The tragedy lies not in the state of affairs (thriving) or the quality of the wines (mostly amazing), but rather with the recognition and availability of these wonderful wines in Michigan – both on wine lists and retailers’ shelves. Note that when referring to Barolo, we take the liberty of including Barbaresco, Barolo’s slightly less known neighbor, which can make equally regal wines and that is equally under-represented and underappreciated. Locally, there might be a bit of resentment lumping these two regal and competitive wines together, but for the purposes of this appeal, the Wine Geek makes no apologies.

To clarify, Barolo (and Barbaresco) is the name of a town in Piedmont which lends its name to the wines produced there and in neighboring towns, from Nebbiolo vines planted in the best sites. Though locally-produced Barbera and Dolcetto can also be delicious, it is Nebbiolo that rules. There is a reason Barolo was historically referred to as “The King of Wines, The Wine of Kings”. Indeed, there is a strong link between the development of Barolo as a wine and Italy as a nation.

A recent trip to Piedmont, where the Wine Geek was immersed in Barolo and Barbarescos of all types and styles, kept the travelers begging the question: ‘Why don’t we sell more of these?!’. For the uninitiated – and apparently there are many of you – Barolo is stereotyped as a big, brawny, long-lived wine. But this is not really accurate. Barolo can be big, indeed the tannins can run high, but the best examples have the fat to match, and bracing acidity. Hence they are beautifully balanced, and reward ageing better than all but a handful of wines. Note that the color of the wines throws off some folks. The thin skinned Nebbiolo doesn’t provide much color, compared to say, Cabernet, but provides everything else you find in great wine. The wines are enticingly aromatic, classically showing notes of tar and roses that can be haunting; and the palate is usually rich yet fresh (that vibrant acidity). Baroli rarely exceed 14% alcohol, which naturally adds to their food affinity; they are superb at the table. One note for perspective: there are just under 50,000 planted acres in Napa; in Barolo there are only 4,285!
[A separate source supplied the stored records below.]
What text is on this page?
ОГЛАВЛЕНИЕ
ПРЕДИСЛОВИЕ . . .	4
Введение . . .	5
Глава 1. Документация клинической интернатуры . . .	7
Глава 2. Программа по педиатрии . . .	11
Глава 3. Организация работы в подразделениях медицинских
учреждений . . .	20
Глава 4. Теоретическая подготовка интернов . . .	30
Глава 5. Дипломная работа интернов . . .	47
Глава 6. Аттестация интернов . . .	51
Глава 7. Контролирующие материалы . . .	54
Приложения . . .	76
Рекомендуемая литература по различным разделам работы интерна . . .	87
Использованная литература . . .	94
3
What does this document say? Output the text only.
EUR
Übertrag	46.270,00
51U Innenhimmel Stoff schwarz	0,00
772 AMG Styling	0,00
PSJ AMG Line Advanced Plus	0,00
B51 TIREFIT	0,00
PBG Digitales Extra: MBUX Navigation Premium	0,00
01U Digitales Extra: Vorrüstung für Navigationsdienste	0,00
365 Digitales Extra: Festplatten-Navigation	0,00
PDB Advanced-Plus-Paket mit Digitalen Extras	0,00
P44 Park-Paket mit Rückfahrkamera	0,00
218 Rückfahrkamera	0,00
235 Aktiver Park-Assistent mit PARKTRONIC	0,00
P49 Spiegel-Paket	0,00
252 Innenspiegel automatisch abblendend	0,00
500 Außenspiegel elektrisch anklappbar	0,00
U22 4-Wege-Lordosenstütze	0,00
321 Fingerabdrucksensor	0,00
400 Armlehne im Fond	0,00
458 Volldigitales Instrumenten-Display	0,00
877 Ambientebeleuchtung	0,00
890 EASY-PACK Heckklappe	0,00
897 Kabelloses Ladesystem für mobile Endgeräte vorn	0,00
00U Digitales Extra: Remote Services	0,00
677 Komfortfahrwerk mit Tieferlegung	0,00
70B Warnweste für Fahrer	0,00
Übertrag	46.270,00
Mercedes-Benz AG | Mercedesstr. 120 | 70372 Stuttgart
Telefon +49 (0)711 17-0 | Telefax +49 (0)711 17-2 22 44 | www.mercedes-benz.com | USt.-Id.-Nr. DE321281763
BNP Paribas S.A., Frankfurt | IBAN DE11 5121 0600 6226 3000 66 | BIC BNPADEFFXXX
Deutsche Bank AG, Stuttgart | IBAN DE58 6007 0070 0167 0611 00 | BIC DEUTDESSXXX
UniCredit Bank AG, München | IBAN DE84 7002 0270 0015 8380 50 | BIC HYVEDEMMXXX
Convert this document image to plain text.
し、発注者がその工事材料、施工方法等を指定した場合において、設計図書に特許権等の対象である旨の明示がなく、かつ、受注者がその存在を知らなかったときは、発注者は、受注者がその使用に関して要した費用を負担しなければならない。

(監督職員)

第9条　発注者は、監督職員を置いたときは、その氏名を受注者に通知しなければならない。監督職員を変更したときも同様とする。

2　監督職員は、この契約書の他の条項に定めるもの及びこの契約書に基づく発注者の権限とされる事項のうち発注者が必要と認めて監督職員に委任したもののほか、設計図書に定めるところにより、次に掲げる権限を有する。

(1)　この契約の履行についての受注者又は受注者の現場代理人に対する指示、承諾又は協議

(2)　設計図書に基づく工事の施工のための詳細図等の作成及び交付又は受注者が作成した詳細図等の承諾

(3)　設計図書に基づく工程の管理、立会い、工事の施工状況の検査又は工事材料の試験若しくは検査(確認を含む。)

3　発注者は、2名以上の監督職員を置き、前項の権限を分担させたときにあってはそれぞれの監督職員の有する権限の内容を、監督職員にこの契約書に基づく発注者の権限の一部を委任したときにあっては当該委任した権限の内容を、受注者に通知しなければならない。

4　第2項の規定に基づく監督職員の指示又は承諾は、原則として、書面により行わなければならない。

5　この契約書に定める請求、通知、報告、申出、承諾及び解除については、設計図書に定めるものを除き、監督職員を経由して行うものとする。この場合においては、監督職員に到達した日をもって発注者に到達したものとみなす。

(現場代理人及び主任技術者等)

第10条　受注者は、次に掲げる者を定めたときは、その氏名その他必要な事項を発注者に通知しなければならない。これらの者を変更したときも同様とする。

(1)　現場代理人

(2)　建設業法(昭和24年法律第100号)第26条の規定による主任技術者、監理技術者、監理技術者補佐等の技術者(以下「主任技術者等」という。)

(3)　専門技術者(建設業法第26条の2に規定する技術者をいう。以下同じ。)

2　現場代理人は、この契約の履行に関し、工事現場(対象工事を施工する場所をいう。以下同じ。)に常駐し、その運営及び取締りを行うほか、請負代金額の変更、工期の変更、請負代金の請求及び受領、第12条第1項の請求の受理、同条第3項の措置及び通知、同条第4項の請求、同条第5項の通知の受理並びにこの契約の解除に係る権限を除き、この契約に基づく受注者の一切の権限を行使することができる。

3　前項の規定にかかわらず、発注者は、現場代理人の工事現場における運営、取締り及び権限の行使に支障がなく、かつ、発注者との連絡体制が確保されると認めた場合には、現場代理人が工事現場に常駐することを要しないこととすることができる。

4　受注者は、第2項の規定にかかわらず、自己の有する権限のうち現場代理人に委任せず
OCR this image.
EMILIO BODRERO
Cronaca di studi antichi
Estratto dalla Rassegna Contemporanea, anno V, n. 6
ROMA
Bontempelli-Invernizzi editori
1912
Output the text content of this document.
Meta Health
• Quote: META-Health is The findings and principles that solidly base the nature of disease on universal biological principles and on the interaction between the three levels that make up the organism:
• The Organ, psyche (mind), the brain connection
Like many reading this, we love Cabernet Sauvignon. We have an amazing book chock-full of them. Likewise the wine lists and shelves of our customers are packed with dozens and dozens of offerings. But it would not be a sacrilege to turn a bit of that space into some new offerings of the classic, unique, singular wines of Barolo and Barbaresco. It will be a romance that rivals Romeo and Juliet’s.